Werden die Patienten nicht angemessen behandelt, kommen meist noch weitere Störungen hinzu. Die Kinder fallen auch bei guter Begabung in den Schulleistungen ab, sind aufgrund ihrer ständigen Misserfolge wenig selbstbewusst, traurig verstimmt oder auch aggressiv. Bei den Klassenkameraden sind sie häufig aufgrund ihres Verhaltens unbeliebt oder sogar gefürchtet. Nicht selten resultiert aus den krankhaften Verhaltensauffälligkeiten ein Teufelskreis: die Kinder haben gelernt, dass sie ihre Lage kaum verbessern können, auch wenn sie sich anstrengen. Hieraus kann sich eine Misserfolgsorientierung ergeben, die sich in völliger Leistungsverweigerung und trotzigem Verhalten äußert und die bestehende Symptomatik noch verstärkt. Um trotz ihres Verhaltens bei den Klassenkameraden "Anerkennung " zu finden, werden manche hyperkinetische Kinder zum "Klassenkaspar" oder wollen durch besonders "gewagte Streiche" auffallen. Auch die Eltern leiden unter dieser Situation: Täglich werden neue Schreckensmeldungen aus der Schule erwartet, immer wieder werden sie mit Vorwurf konfrontiert, in der Erziehung versagt zu haben. Die Eltern werden wegen ihrer Kinder nur noch ungern von anderen eingeladen, manchmal leben die betroffenen Familien völlig isoliert. Die ständigen Ermahnungen und Bestrafungen der Kinder verstärkt wiederum deren Symptomatik. Bei schweren hyperkinetischen Störungen, die lange Zeit nicht behandelt worden sind, stehen Eltern und Kinder nicht selten auf einem regelrechten Trümmerhaufen in Bezug auf die schulische und soziale Situation.  

 

Grundlagen der Diagnose ist das Gespräch über das Kind und seine Lebensbedingungen: die Anamnese.

 

Die folgenden Bausteine sind für die Diagnose besonders wichtig:

 

1.  Befragung von Eltern und Geschwistern

2.  Befragung von Lehrern, Erziehern, Tagesmüttern oder anderen Betreuern

3.  Beobachtung des Kinds

4.  Untersuchung des körperlichen, psychischen und emotionalen Entwicklungsstandes

5.  Befragung zu Belastung innerhalb der Familie

 

 

So können Sie den Arzt unterstützen:  

Im Mittelpunkt der Diagnose steht das Gespräch mit den Eltern und dem betroffenen Kind selbst. Von großer Wichtigkeit sind aber auch Informationen von Lehrern, Erziehern oder weiteren Personen, die viel Zeit mit dem Kind verbringen und ihm nahe stehen.

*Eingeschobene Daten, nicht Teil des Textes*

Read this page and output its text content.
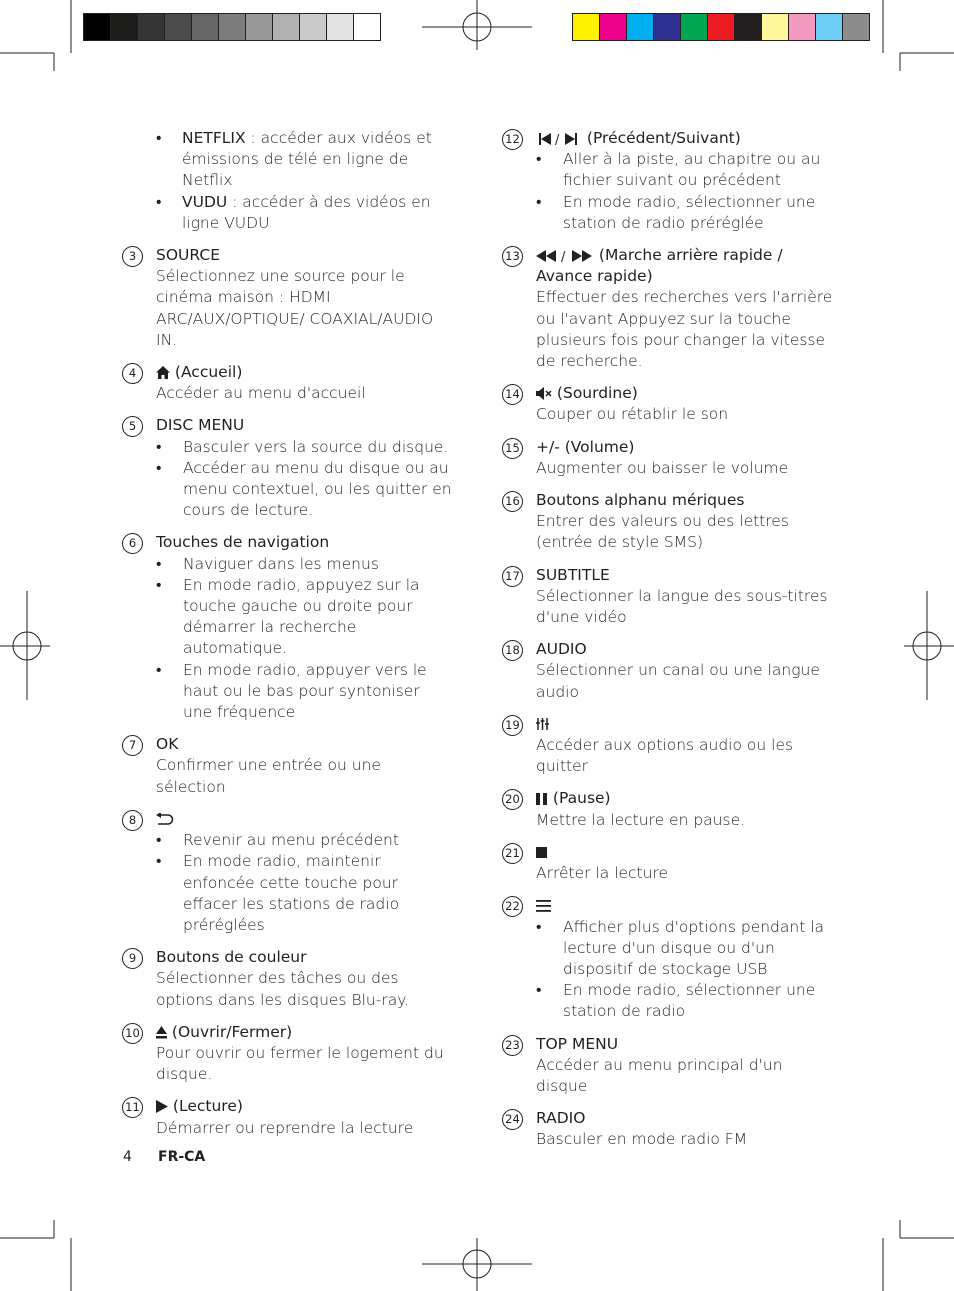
• NETFLIX : accéder aux vidéos et émissions de télé en ligne de Netflix
• VUDU : accéder à des vidéos en ligne VUDU
3	SOURCE
Sélectionnez une source pour le cinéma maison : HDMI ARC/AUX/OPTIQUE/ COAXIAL/AUDIO IN.
4	(Accueil)
Accéder au menu d'accueil
5	DISC MENU
• Basculer vers la source du disque.
• Accéder au menu du disque ou au menu contextuel, ou les quitter en cours de lecture.
6	Touches de navigation
• Naviguer dans les menus
• En mode radio, appuyez sur la touche gauche ou droite pour démarrer la recherche automatique.
• En mode radio, appuyer vers le haut ou le bas pour syntoniser une fréquence
7	OK
Confirmer une entrée ou une sélection
8
• Revenir au menu précédent
• En mode radio, maintenir enfoncée cette touche pour effacer les stations de radio préréglées
9	Boutons de couleur
Sélectionner des tâches ou des options dans les disques Blu-ray.
10	(Ouvrir/Fermer)
Pour ouvrir ou fermer le logement du disque.
11	(Lecture)
Démarrer ou reprendre la lecture
12	/ (Précédent/Suivant)
• Aller à la piste, au chapitre ou au fichier suivant ou précédent
• En mode radio, sélectionner une station de radio préréglée
13	/ (Marche arrière rapide / Avance rapide)
Effectuer des recherches vers l'arrière ou l'avant Appuyez sur la touche plusieurs fois pour changer la vitesse de recherche.
14	(Sourdine)
Couper ou rétablir le son
15 +/- (Volume)
Augmenter ou baisser le volume
16 Boutons alphanu mériques
Entrer des valeurs ou des lettres (entrée de style SMS)
17 SUBTITLE
Sélectionner la langue des sous-titres d'une vidéo
18 AUDIO
Sélectionner un canal ou une langue audio
19
Accéder aux options audio ou les quitter
20	(Pause)
Mettre la lecture en pause.
21
Arrêter la lecture
22
• Afficher plus d'options pendant la lecture d'un disque ou d'un dispositif de stockage USB
• En mode radio, sélectionner une station de radio
23 TOP MENU
Accéder au menu principal d'un disque
24 RADIO
Basculer en mode radio FM
4 FR-CA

Es ist wichtig, dass Sie dem Arzt offen und ungeschönt über die Probleme in Familie und Schule berichten. Er braucht diese Information, um eine eindeutige Diagnose zu stellen oder andere Ursachen für diese Probleme erkennen zu können.

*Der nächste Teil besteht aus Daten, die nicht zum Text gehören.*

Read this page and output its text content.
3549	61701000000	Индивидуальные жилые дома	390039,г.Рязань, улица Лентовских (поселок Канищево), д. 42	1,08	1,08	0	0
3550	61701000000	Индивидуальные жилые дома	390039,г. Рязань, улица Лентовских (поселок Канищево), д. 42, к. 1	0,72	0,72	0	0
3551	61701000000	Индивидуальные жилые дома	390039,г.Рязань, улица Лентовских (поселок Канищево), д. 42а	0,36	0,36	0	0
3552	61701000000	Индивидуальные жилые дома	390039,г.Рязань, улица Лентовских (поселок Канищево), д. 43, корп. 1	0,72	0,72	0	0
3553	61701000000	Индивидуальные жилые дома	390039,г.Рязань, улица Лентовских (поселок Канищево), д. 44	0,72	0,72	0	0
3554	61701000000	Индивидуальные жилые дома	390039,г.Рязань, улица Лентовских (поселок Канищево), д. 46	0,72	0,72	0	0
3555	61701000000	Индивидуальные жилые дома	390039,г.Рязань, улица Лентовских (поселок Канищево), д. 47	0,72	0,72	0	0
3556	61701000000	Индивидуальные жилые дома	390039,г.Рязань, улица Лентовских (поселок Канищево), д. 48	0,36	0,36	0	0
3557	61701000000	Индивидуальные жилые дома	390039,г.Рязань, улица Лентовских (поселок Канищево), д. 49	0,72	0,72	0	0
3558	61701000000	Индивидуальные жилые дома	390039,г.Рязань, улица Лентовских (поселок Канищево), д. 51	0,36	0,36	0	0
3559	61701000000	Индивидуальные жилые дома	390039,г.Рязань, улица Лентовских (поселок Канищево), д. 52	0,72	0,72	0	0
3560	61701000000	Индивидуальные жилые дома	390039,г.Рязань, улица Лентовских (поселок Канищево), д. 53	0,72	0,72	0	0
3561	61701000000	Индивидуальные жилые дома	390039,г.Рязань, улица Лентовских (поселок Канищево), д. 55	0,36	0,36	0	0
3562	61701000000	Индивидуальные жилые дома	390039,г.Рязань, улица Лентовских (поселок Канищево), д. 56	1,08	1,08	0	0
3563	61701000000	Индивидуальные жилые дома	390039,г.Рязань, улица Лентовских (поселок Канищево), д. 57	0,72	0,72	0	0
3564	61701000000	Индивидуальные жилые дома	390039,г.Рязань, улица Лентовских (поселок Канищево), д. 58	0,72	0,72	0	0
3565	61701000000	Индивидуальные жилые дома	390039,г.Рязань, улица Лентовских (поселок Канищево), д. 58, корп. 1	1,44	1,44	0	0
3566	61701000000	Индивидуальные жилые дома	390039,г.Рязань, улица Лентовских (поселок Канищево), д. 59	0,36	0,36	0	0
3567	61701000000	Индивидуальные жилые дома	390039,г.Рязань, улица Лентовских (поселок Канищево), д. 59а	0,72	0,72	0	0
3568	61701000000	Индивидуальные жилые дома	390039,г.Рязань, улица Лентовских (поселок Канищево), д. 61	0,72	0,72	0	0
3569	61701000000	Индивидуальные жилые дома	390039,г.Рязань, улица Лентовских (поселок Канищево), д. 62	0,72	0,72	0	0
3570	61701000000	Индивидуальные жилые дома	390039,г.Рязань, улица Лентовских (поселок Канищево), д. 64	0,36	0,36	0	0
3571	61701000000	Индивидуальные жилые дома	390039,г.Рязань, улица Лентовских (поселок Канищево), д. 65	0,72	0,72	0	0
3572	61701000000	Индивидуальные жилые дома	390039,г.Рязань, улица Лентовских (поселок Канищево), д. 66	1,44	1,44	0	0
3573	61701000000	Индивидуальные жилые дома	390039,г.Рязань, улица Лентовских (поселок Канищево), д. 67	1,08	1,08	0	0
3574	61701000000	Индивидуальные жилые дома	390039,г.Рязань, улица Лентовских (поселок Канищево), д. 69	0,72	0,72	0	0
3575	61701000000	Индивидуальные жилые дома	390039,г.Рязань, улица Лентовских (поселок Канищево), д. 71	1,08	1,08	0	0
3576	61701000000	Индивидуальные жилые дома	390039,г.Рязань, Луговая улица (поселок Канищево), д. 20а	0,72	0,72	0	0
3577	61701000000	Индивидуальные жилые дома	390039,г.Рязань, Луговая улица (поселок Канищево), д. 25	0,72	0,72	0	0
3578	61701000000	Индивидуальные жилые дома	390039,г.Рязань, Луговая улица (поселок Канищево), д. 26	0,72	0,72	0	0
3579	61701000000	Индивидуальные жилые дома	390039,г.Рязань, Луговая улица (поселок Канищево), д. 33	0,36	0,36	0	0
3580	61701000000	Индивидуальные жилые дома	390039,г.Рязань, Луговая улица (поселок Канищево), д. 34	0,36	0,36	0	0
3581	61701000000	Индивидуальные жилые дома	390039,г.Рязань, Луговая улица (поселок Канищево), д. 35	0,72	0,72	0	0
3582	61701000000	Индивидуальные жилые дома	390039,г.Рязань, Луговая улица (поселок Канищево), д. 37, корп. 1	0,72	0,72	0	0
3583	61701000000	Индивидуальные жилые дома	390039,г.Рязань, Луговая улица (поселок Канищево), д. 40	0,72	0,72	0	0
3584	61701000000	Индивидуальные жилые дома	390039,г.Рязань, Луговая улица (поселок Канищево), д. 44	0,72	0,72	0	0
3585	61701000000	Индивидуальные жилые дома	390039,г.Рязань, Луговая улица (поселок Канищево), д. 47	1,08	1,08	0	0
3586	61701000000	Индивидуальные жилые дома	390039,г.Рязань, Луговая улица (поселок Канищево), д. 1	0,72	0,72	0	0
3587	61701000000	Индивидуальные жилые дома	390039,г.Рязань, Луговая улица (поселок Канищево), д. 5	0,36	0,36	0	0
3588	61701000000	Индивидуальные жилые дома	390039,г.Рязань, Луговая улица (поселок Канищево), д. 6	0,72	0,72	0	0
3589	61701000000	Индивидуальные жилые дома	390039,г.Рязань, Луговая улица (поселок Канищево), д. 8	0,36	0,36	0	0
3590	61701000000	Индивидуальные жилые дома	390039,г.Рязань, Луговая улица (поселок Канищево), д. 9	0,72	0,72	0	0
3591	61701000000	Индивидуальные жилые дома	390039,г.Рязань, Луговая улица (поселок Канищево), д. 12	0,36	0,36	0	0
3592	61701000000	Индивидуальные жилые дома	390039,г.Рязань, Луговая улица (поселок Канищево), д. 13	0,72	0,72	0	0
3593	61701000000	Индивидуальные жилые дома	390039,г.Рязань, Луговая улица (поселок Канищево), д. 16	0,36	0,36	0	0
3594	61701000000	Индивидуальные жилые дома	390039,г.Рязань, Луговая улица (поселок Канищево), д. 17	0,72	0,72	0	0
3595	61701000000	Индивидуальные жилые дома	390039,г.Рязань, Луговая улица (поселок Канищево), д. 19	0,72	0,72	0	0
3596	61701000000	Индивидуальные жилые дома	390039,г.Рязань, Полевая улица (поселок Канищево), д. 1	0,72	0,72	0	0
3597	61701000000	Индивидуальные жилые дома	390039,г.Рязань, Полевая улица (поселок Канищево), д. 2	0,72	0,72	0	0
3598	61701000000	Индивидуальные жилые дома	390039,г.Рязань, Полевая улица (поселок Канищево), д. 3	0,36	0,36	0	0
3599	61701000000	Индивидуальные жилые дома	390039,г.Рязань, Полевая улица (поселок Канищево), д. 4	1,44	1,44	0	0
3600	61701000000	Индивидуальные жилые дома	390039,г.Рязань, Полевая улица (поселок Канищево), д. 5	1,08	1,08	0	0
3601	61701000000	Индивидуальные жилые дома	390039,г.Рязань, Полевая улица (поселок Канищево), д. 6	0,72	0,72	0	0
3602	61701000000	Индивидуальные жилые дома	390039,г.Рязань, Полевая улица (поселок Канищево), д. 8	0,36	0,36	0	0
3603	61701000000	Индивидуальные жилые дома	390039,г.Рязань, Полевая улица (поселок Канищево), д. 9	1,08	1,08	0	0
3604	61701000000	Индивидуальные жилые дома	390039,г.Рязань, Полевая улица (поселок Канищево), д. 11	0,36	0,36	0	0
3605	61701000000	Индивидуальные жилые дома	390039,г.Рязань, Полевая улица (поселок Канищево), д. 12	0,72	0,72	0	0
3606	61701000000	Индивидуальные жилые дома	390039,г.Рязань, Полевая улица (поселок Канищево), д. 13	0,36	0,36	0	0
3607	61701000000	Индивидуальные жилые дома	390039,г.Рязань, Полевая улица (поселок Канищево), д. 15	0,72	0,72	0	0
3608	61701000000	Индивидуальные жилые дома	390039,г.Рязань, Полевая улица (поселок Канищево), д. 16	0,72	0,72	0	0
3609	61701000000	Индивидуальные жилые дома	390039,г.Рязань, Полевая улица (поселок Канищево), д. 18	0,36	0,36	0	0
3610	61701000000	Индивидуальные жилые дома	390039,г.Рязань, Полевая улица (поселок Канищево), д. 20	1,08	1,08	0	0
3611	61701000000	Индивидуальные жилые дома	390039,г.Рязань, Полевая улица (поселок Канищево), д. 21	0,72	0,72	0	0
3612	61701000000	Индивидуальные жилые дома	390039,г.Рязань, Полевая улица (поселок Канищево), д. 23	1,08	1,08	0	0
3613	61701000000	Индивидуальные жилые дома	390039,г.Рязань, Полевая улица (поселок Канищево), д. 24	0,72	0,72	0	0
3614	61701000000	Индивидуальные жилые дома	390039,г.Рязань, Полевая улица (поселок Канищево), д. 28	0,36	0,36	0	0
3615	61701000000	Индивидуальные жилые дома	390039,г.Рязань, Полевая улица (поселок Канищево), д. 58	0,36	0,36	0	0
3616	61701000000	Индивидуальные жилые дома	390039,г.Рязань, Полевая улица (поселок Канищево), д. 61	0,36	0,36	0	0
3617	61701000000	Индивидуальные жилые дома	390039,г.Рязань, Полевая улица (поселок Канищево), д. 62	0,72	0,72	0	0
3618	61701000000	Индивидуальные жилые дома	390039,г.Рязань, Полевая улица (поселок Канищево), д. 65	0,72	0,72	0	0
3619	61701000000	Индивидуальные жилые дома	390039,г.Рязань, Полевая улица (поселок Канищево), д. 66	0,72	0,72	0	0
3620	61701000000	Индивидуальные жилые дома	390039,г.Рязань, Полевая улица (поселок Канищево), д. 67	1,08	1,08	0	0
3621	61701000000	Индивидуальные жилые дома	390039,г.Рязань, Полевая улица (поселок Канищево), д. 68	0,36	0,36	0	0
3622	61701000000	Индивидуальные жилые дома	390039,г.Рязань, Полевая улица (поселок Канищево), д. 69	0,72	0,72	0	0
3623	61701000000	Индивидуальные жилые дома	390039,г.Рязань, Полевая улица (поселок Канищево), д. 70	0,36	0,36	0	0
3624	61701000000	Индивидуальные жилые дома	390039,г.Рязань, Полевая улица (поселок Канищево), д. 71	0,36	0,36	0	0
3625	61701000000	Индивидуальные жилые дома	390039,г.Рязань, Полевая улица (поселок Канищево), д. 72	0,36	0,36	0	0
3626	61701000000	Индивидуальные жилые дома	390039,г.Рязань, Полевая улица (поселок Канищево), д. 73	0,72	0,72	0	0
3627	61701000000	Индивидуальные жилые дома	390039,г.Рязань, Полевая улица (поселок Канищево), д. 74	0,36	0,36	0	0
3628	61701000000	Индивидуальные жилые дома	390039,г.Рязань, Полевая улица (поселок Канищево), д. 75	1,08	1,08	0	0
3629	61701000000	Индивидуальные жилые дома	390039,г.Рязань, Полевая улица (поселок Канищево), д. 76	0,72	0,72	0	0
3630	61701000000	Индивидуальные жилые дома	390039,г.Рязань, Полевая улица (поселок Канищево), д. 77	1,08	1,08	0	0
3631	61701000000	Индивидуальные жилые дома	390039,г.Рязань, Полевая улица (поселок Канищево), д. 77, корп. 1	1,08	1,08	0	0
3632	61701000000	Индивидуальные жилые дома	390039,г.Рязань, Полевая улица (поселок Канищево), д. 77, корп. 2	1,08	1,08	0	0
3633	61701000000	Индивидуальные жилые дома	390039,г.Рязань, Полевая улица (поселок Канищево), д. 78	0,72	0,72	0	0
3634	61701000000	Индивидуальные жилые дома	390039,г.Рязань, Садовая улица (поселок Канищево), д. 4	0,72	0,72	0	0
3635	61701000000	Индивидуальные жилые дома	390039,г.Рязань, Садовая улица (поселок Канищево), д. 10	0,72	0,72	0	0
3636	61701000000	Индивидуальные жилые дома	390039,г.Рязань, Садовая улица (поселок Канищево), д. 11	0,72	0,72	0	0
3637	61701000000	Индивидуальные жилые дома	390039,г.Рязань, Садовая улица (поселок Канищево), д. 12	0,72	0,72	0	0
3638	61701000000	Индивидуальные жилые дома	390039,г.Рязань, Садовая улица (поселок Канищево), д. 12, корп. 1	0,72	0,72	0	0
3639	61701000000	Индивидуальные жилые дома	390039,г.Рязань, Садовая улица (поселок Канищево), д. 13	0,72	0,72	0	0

Große Bedeutung für die Diagnose oder für den Ausschluss von ADHS haben Hinweise und Verhaltensauffälligkeiten

 

1.      in Abhängigkeit von Tageszeit, Wochentag oder Schulzeit

2.      gegenüber einzelnen Personen (z. B. Lehrer oder Geschwister) oder in Gruppen

         ( z. B. in der Schulklasse)

3.      beim Lernen oder in der Freizeit

4.      in Zusammenhang mit der Ernährung

 

Weitere wichtige Kriterien sind:

1.      Möglichkeiten der Beeinflussung des Verhaltens durch Lehrer und Eltern

2.      nicht vorhersehbare, unangemessene Gefühlsausbrüche

3.      Häufigkeit von Unfällen

4.      Häufigkeit und Ausmaß körperlicher Auseinandersetzungen

 

Aber auch Situationen mit nicht auffälligem Verhalten und altersgerechtem Verhalten sollten geschildert werden.

 

Eine große Hilfe bei der Befragung sind spezielle Fragebögen, mit denen für die Diagnose wichtige Aussagen erfasst werden. Durch deren Bewertung bekommt der Arzt eine Vielzahl wichtiger Informationen in konzentrierter Form.

 

 

Welche Untersuchungen sind für die Diagnose wichtig?  

Zu den notwendigen Untersuchungen gehören die folgenden Maßnahmen:

 

1.  Anamnese: Ausführliche Erfassung des gesamten kindlichen  Umfelds durch Gespräche und Auswertung der Fragebögen

2.  Klinische Untersuchungen: körperliche und neurologische Untersuchungen, Untersuchungen, Beurteilung des Hör-, Seh-, Bewegungs- und Empfindungsvermögens

 

Weitere Maßnahmen sind z. B.:

 

1.   Psychologische Tests: Durchführung von Entwicklungs-, Intelligenz- oder 

      Aufmerksamkeitstests

2.   Apparative Diagnostik wie z. B. EEG (Untersuchung der Gehirnströme)

3.   Blutuntersuchungen

 

Die gesicherte Diagnose ist die Voraussetzung für die Auswahl der geeigneten Therapien für jedes einzelne Kind.

 

Nicht jedes Kind, das unaufmerksamer, unruhiger, impulsiver oder auch verträumter ist, leidet an ADHS oder ADS.